During a 2017 interview with Berlinale Talents, 40-year-old writer/director Ana Lily Amirpour (A Girl Walks Home Alone at Night, The Bad Batch) described the year after she had graduated from UCLA as disempowering. Amirpour was married at the time (i.e., 2009). She had written a script. She had landed an agent and a manager, both of whom had access to major studios and A-list talent. First gate cleared, Amirpour felt validated. Only then it became apparent Amirpour’s management team wanted to turn her into a product. They wanted to steer Amirpour by insisting on extensive rewrites to her screenplay. The goal became money, unimpeachable money, onto a point where Amirpour no longer recognized what she was doing. Disillusioned, Amirpour cut ties with her management duo, and then she filed for divorce. She moved to Berlin where she could “hear [herself] again,” and then she began to reestablish herself via a variety of video shorts.
This is the artist’s path. Avoid attachments. Pursue fresh forms of reinvention. It flies in the face of consumerism, if not capitalism. We, as Americans, have been hardcoded to ride for the brand, to seek fulfillment by way of belonging. But what if we could instead become more open? What if we could become more like receivers, consistently dialed in to emerging signals? What if we could create great art based on distortion? This is what resides at the heart of “Ride It Out,” a 10-minute video short Amirpour wrote and directed in conjunction with the Netflix anthology series Homemade. The series, which debuted this past summer, features standalone episodes made during isolation that were directed by Kristen Stewart, Paolo Sorrentino, Maggie Gyllenhaal, and several others. Amirpour’s installment represents the series finale, and rightfully so. There isn’t any other episode that is even in the same orbit.
“Ride It Out” follows Amirpour as she bikes around Los Angeles during the early days of the lockdown. Cate Blanchett functions as the documentary’s narrator, and she assumes a tone that pivots between a dystopian fairytale and an animatronic vignette. “Everyone is home. Everyone is avoiding the virus,” Blanchett informs us. Then in come the soft woodwinds accompanied by percussion. Today is May 15th, 2020. Mostly sunny. And the LA streets appear deserted. Wilshire and Fairfax. Melrose and Curson. “DON’T TRIP,” a plain-white billboard reads. “NO FATE BUT WHAT WE MAKE,” a marquee outside The Theatre at Ace Hotel suggests.
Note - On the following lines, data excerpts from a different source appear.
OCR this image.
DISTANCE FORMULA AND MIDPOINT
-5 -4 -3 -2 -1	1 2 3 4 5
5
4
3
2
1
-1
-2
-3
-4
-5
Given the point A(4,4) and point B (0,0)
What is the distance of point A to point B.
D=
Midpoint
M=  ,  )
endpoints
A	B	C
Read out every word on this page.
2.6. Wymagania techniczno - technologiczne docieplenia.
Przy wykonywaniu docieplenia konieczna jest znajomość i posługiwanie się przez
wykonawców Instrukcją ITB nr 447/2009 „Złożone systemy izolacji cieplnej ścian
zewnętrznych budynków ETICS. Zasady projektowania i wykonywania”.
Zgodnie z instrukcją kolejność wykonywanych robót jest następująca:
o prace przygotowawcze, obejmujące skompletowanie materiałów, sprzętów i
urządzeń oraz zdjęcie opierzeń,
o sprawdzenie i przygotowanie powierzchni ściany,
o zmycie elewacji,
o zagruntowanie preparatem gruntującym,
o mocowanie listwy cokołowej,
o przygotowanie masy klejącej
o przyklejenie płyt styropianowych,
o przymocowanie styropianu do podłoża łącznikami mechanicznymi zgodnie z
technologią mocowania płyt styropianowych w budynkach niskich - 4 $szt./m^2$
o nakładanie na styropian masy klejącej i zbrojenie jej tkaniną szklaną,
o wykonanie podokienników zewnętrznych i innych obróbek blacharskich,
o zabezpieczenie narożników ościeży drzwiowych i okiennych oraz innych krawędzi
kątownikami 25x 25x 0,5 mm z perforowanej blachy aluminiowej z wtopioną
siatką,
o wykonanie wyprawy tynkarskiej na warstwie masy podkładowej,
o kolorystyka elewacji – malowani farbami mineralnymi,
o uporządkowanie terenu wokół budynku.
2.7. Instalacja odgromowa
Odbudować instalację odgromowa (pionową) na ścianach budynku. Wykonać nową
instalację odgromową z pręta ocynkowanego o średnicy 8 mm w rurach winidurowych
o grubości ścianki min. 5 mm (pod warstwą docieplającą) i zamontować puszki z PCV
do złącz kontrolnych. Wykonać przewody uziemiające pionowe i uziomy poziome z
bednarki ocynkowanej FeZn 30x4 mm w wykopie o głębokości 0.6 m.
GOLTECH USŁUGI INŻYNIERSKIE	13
We are voyeurs, and we are being ushered along by airborne drones and street-level cameras. “Art, in its simplest terms,” Blanchett theorizes, “is just a way to force a new perspective onto something familiar.” Thus, the reason so much art has been concerned with processing euphoria or deep sadness. This is how Lou Reed’s Magic became Lou Reed’s Magic & Loss. This is why the three-act structure has always been resigned to either comedy or tragedy. This is life and life is HBO. Life is Dr. Melfi telling Tony that “depression is rage turned inward.” Life is Bunk Moreland saying that a man must have a code. (and Omar Little responding with, “Oh, no doubt.”) Life, in general, is bound to present us with some curveballs. “Ride It Out” submits that those curveballs represent an opportunity to create.
Consider the early months of the pandemic, when Americans found themselves dealing with a lot fewer distractions. Artists including Bob Dylan and Fiona Apple made the most of that by rush-delivering completed albums. ESPN pushed up the release date of its Chicago Bulls documentary, The Last Dance. Zoom started booming. Backyard TikToks kept going viral. The zeitgeist had taken on a DIY ethos. Somewhere in the middle of that, Ana Lily Amirpour took a ride on her bike. Amirpour had no way of knowing that she would be documenting the moment before the moment (i.e., a moment less than two weeks before the death of George Floyd at the hands of the Minneapolis Police, an event that touched off a string of nationwide protests, resulting in widespread chaos and looting). Come the beginning of June, entire blocks throughout Greater Los Angeles had been decimated, with neighborhood businesses either busted out or vandalized beyond reopening. “Ride It Out” preserves the LA boulevards as if they were set pieces … awash in gold with shades of purple. Given the unprecedented summer that Southern California just experienced – a summer marked by wildfires and COVID amid civil unrest and an ongoing stream of companies shutting down – “Ride It Out” seems even more affecting now than it might have when it was originally released a few months ago. Great art is occasionally the beneficiary of changing circumstances over time.
“Ride It Out” is currently streaming as part of the Netflix anthology series Homemade.